A través de mis visitas,  no sólo tuve contacto con las palomas;  también conocí a algunos de los fotógrafos, a  las maiceras, a los vendedores ambulantes, a las personas que “piden limosna” de manera formal y a algunos  habitantes de la calle. Todos ellos se han establecido de manera permanente en La Plaza. Los fotógrafos ganan su sustento económico gracias a las instantáneas que toman de los turistas junto a las palomas, las palomas se alimentan gracias al maíz que les dan los fotógrafos y las maiceras viven del maíz que le venden a los fotógrafos. Los vendedores ambulantes viven de venderle refrigerios a todos los demás; mientras que los habitantes de la calle, y las personas que piden limosna de oficio,  viven del dinero que les dan los transeúntes y turistas al pasar.  Cuando comprendí el sistema simbiótico que impera en La Plaza, decidí que lo mejor sería involucrarme con ese entorno.  Así conocí a José y luego a Erika; ellos trabajaron conmigo en equipo marcando  las palomas y haciendo el registro fotográfico. José es fotógrafo,  hijo de otro de los fotógrafos de La Plaza, su mamá y su esposa Erika son maiceras. Sus papas han trabajado toda su vida en La Plaza . Las coincidencias son impresionantes. Las palomas por su lado, nunca van a emigrar, se establecen con su pareja y allí se quedan.  Luego el ciclo lo replican sus crías.  La Plaza de Bolívar es el mejor ejemplo de algo que en biología se conoce como Mutualismo. En un ambiente determinado conviven varias especies y se colaboran indirectamente para beneficiarse unas de otras y no sólo coexisten varias especies sino que se ayudan.  Las especies se perpetua a través de nuevas generaciones…Es todo un ejemplo de  sustentabilidad.
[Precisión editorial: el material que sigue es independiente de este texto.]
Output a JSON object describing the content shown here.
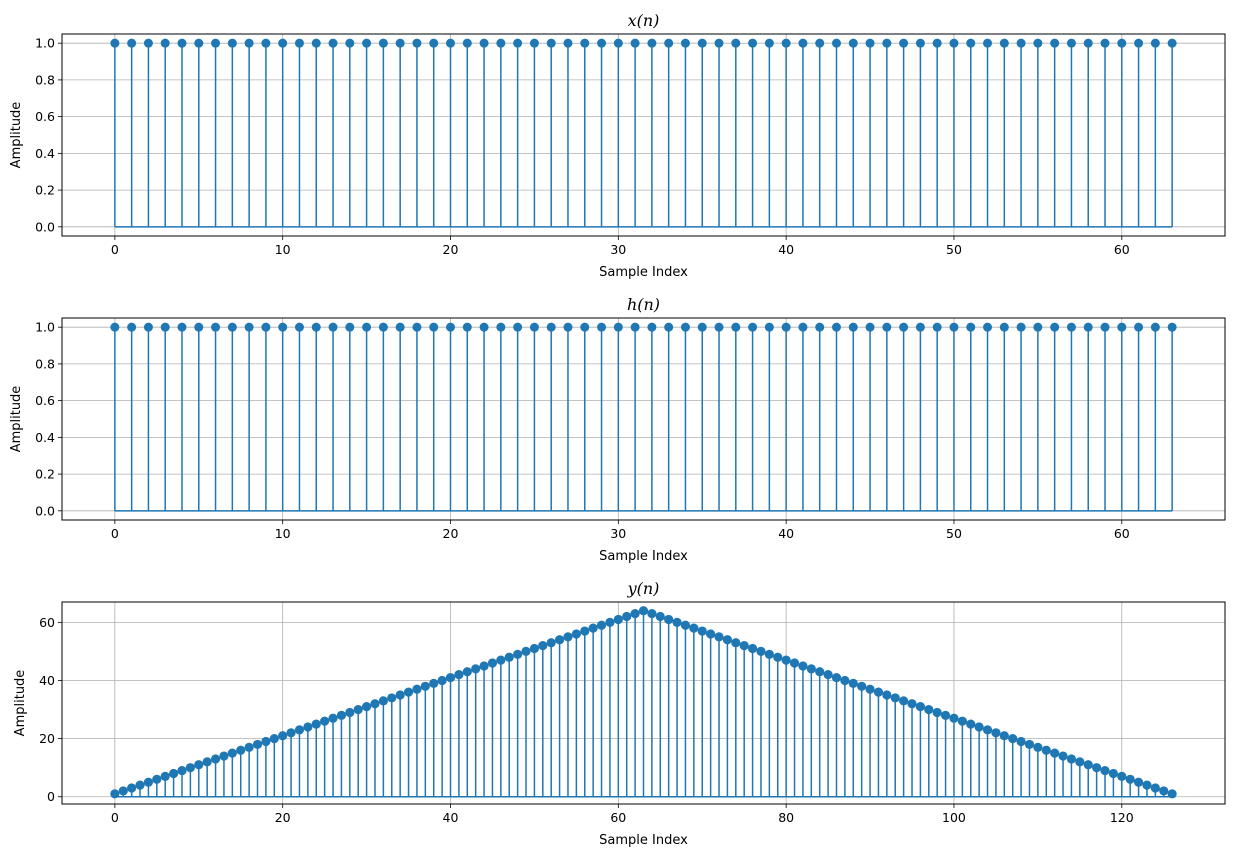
{
  "chart_data": [
    {
      "type": "stem",
      "title": "x(n)",
      "xlabel": "Sample Index",
      "ylabel": "Amplitude",
      "xlim": [
        -3.15,
        66.15
      ],
      "ylim": [
        -0.05,
        1.05
      ],
      "xticks": [
        0,
        10,
        20,
        30,
        40,
        50,
        60
      ],
      "xtick_labels": [
        "0",
        "10",
        "20",
        "30",
        "40",
        "50",
        "60"
      ],
      "yticks": [
        0.0,
        0.2,
        0.4,
        0.6,
        0.8,
        1.0
      ],
      "ytick_labels": [
        "0.0",
        "0.2",
        "0.4",
        "0.6",
        "0.8",
        "1.0"
      ],
      "grid": true,
      "color": "#1f77b4",
      "x_start": 0,
      "x_end": 63,
      "values": [
        1,
        1,
        1,
        1,
        1,
        1,
        1,
        1,
        1,
        1,
        1,
        1,
        1,
        1,
        1,
        1,
        1,
        1,
        1,
        1,
        1,
        1,
        1,
        1,
        1,
        1,
        1,
        1,
        1,
        1,
        1,
        1,
        1,
        1,
        1,
        1,
        1,
        1,
        1,
        1,
        1,
        1,
        1,
        1,
        1,
        1,
        1,
        1,
        1,
        1,
        1,
        1,
        1,
        1,
        1,
        1,
        1,
        1,
        1,
        1,
        1,
        1,
        1,
        1
      ]
    },
    {
      "type": "stem",
      "title": "h(n)",
      "xlabel": "Sample Index",
      "ylabel": "Amplitude",
      "xlim": [
        -3.15,
        66.15
      ],
      "ylim": [
        -0.05,
        1.05
      ],
      "xticks": [
        0,
        10,
        20,
        30,
        40,
        50,
        60
      ],
      "xtick_labels": [
        "0",
        "10",
        "20",
        "30",
        "40",
        "50",
        "60"
      ],
      "yticks": [
        0.0,
        0.2,
        0.4,
        0.6,
        0.8,
        1.0
      ],
      "ytick_labels": [
        "0.0",
        "0.2",
        "0.4",
        "0.6",
        "0.8",
        "1.0"
      ],
      "grid": true,
      "color": "#1f77b4",
      "x_start": 0,
      "x_end": 63,
      "values": [
        1,
        1,
        1,
        1,
        1,
        1,
        1,
        1,
        1,
        1,
        1,
        1,
        1,
        1,
        1,
        1,
        1,
        1,
        1,
        1,
        1,
        1,
        1,
        1,
        1,
        1,
        1,
        1,
        1,
        1,
        1,
        1,
        1,
        1,
        1,
        1,
        1,
        1,
        1,
        1,
        1,
        1,
        1,
        1,
        1,
        1,
        1,
        1,
        1,
        1,
        1,
        1,
        1,
        1,
        1,
        1,
        1,
        1,
        1,
        1,
        1,
        1,
        1,
        1
      ]
    },
    {
      "type": "stem",
      "title": "y(n)",
      "xlabel": "Sample Index",
      "ylabel": "Amplitude",
      "xlim": [
        -6.3,
        132.3
      ],
      "ylim": [
        -2.5,
        67.0
      ],
      "xticks": [
        0,
        20,
        40,
        60,
        80,
        100,
        120
      ],
      "xtick_labels": [
        "0",
        "20",
        "40",
        "60",
        "80",
        "100",
        "120"
      ],
      "yticks": [
        0,
        20,
        40,
        60
      ],
      "ytick_labels": [
        "0",
        "20",
        "40",
        "60"
      ],
      "grid": true,
      "color": "#1f77b4",
      "x_start": 0,
      "x_end": 126,
      "values": [
        1,
        2,
        3,
        4,
        5,
        6,
        7,
        8,
        9,
        10,
        11,
        12,
        13,
        14,
        15,
        16,
        17,
        18,
        19,
        20,
        21,
        22,
        23,
        24,
        25,
        26,
        27,
        28,
        29,
        30,
        31,
        32,
        33,
        34,
        35,
        36,
        37,
        38,
        39,
        40,
        41,
        42,
        43,
        44,
        45,
        46,
        47,
        48,
        49,
        50,
        51,
        52,
        53,
        54,
        55,
        56,
        57,
        58,
        59,
        60,
        61,
        62,
        63,
        64,
        63,
        62,
        61,
        60,
        59,
        58,
        57,
        56,
        55,
        54,
        53,
        52,
        51,
        50,
        49,
        48,
        47,
        46,
        45,
        44,
        43,
        42,
        41,
        40,
        39,
        38,
        37,
        36,
        35,
        34,
        33,
        32,
        31,
        30,
        29,
        28,
        27,
        26,
        25,
        24,
        23,
        22,
        21,
        20,
        19,
        18,
        17,
        16,
        15,
        14,
        13,
        12,
        11,
        10,
        9,
        8,
        7,
        6,
        5,
        4,
        3,
        2,
        1
      ]
    }
  ]
}
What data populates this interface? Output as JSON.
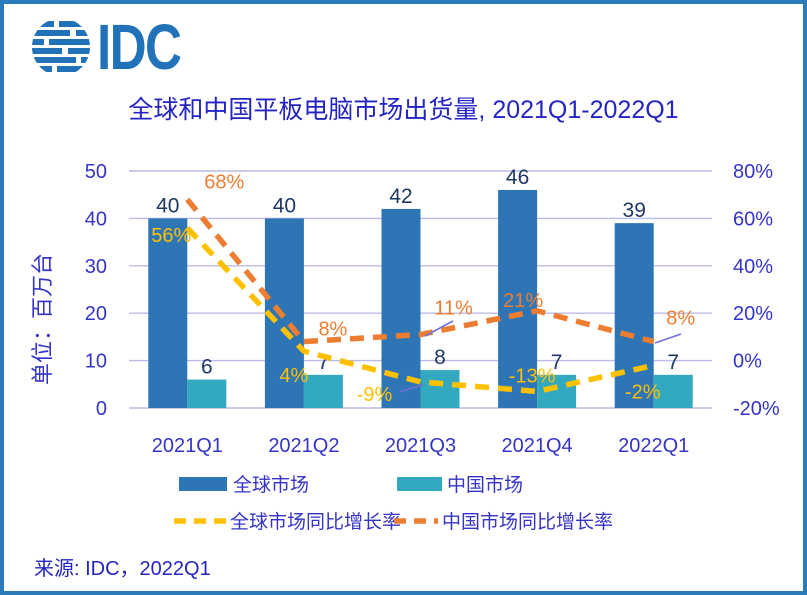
{
  "frame": {
    "border_color": "#2B7BBA",
    "background": "#FFFFFF"
  },
  "logo": {
    "text": "IDC",
    "icon": "globe-stripes-icon",
    "color": "#2272B9"
  },
  "title": {
    "text": "全球和中国平板电脑市场出货量, 2021Q1-2022Q1",
    "color": "#2424C4"
  },
  "source": {
    "text": "来源: IDC，2022Q1",
    "color": "#2424C4"
  },
  "chart_data": {
    "type": "combo-bar-line",
    "categories": [
      "2021Q1",
      "2021Q2",
      "2021Q3",
      "2021Q4",
      "2022Q1"
    ],
    "bar_series": [
      {
        "name": "全球市场",
        "color": "#2E75B6",
        "axis": "left",
        "values": [
          40,
          40,
          42,
          46,
          39
        ],
        "labels": [
          "40",
          "40",
          "42",
          "46",
          "39"
        ]
      },
      {
        "name": "中国市场",
        "color": "#33A9C0",
        "axis": "left",
        "values": [
          6,
          7,
          8,
          7,
          7
        ],
        "labels": [
          "6",
          "7",
          "8",
          "7",
          "7"
        ]
      }
    ],
    "line_series": [
      {
        "name": "全球市场同比增长率",
        "color": "#FFC000",
        "style": "dashed",
        "axis": "right",
        "values": [
          56,
          4,
          -9,
          -13,
          -2
        ],
        "labels": [
          "56%",
          "4%",
          "-9%",
          "-13%",
          "-2%"
        ]
      },
      {
        "name": "中国市场同比增长率",
        "color": "#ED7D31",
        "style": "dashed",
        "axis": "right",
        "values": [
          68,
          8,
          11,
          21,
          8
        ],
        "labels": [
          "68%",
          "8%",
          "11%",
          "21%",
          "8%"
        ]
      }
    ],
    "left_axis": {
      "title": "单位：百万台",
      "min": 0,
      "max": 50,
      "step": 10,
      "ticks": [
        "0",
        "10",
        "20",
        "30",
        "40",
        "50"
      ]
    },
    "right_axis": {
      "min": -20,
      "max": 80,
      "step": 20,
      "ticks": [
        "-20%",
        "0%",
        "20%",
        "40%",
        "60%",
        "80%"
      ]
    },
    "grid": true,
    "legend_position": "bottom",
    "label_color": "#1F3864",
    "axis_color": "#3434C8",
    "grid_color": "#B9BCE9",
    "leader_color": "#7070DC"
  }
}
Existe además un simbolismo en la particular condición de vida de las palomas de La Plaza de Bolívar. Estas palomas, equipadas con todos los atributos fisiológicos para poder emprender vuelo y desplazarse a otros lugares ubicados incluso a gran distancia, están ancladas a este entorno, prisioneras de una dinámica que si bien las sustenta, al mismo tiempo las mantiene en cautiverio. Las palomas de la Plaza de Bolívar encarnan una gran paradoja. Nadie es más invalido que aquel que no encuentra o no tiene motivo para moverse.